Issue: LLM Hallucination in Structured Data Extraction (CrewAI)

Category: CrewAI, Tools Issue, Task Processing

Description of the Problem:

We are using CrewAI to extract structured real estate details from property descriptions provided in a CSV file. The dataset contains columns such as House Address, Guide Price, and Description, where the Description column contains relevant property details like:

  • Tenure (Freehold/Leasehold)
  • Number of Bedrooms
  • House Type (Flat, Detached, Bungalow, etc.)
  • Annual Ground Rent (If applicable)
  • EPC Rating (Energy Efficiency Rating)

The issue arises when extracting structured details from the unstructured Description field. The LLM is hallucinating incorrect values and generating outputs that do not match the dataset.

What We Have Tried:

  1. Refining the Task Prompt
  • Clearly instructing the agent to extract only explicitly mentioned details and return “Not Provided” for missing fields.
  • Ensuring correct UK real estate terminology is used.
  1. Adjusting the LLM Configuration
  • Setting temperature to 0.0 to reduce randomness.
  • Using DeepSeek-R1 (1.5B) on Ollama for structured text extraction.
  1. Testing the CSV Tool Independently
  • The CSVSearchTool correctly retrieves the Description column.
  • However, when the agent processes the descriptions, it fabricates incorrect data.
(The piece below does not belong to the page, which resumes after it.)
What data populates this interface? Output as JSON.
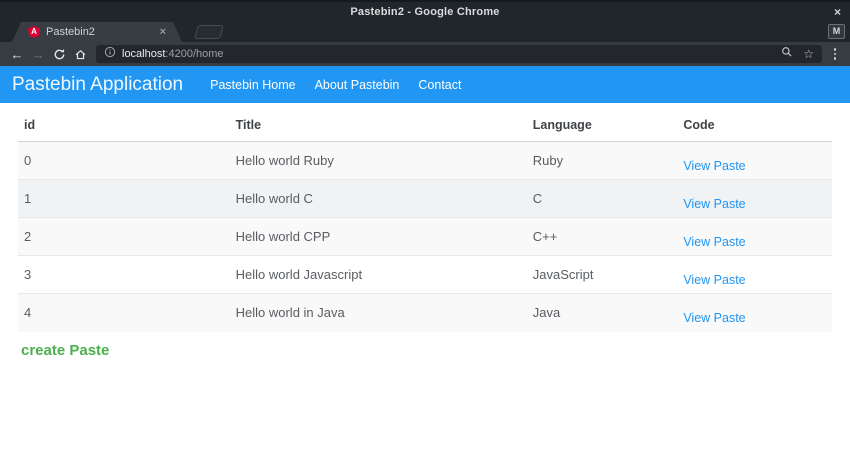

Code Implementation Overview:

  • Agents Configuration (agents.yaml)

    • Role: Real Estate Data Analyst
    • Goal: Extract only factual details without making assumptions.
    • Backstory: Ensures structured extraction and correct data alignment.
  • Task Definition (tasks.yaml)

    • Extract details from the Description column and return structured CSV output.
    • Strict rules to avoid hallucination and ensure factual accuracy.
  • Crew Configuration (crew.py)

    • LLM: DeepSeek-R1 (1.5B)
    • Task Inputs: Property descriptions from the CSV.
    • Output: Structured CSV file with extracted details.

Current Issue:

  • The agent sometimes makes up property details (wrong house type, incorrect tenure, fabricated EPC ratings).
  • The output CSV is not aligned with the original dataset.
  • Even when explicitly told to return “Not Provided” for missing data, it generates incorrect values instead.

Question to the Community:

Has anyone faced similar issues with CrewAI or LLM hallucination in structured data extraction?
Are there specific techniques or settings that helped in ensuring factual consistency when extracting structured details?
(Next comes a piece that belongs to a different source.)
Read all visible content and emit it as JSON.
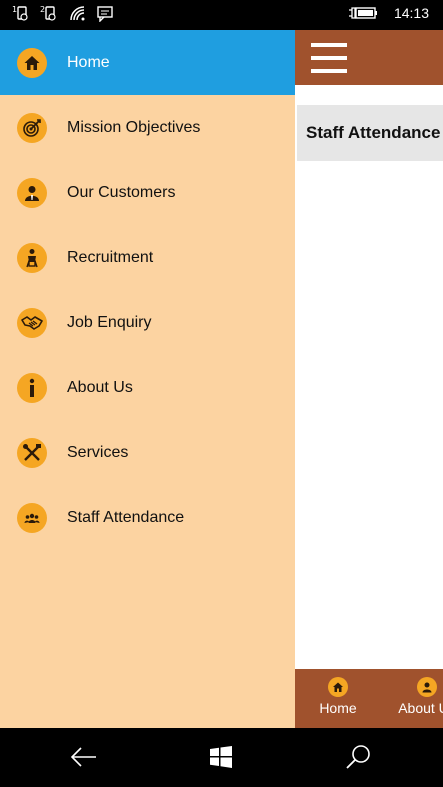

Any insights on refining prompting techniques, CrewAI task configuration, or LLM adjustments to mitigate hallucination would be greatly appreciated

Have you tried using Pydantic models?

Hello Alain!!. I believe I have not tried them, Would you please guide me on this? Currently im running deepseek 1.5b r1 on my local and Using that.

check the doc, also my experience is that smaller models perform poorly when it comes to structured output. Experiment with other models if you can, work on your prompts, include examples … I am no expert but I struggled with this as well.

Respected Alain, Thank you so much for the suggestion.

I have been trying alot of deepseek models, Currently Im even not using any TOOL like CSV or JSON. I am manually preprocessing the Csv file and giving only the required Column to it.
Still im not getting exactly what i require.

I tried giving the complete thingy as a prompt to the same model without CrewAI. I got the Right output.

It will be very helpful if someone can guide me on this blocker

Hi, @Naveed_Ali. I think you’d have more success if you could illustrate your problem in a more concrete way. Even if your solution contains confidential data, you could anonymize them and perhaps generate 5 or 10 sample cases (CSV rows) of the source data and examples of how you would like the final data to be presented.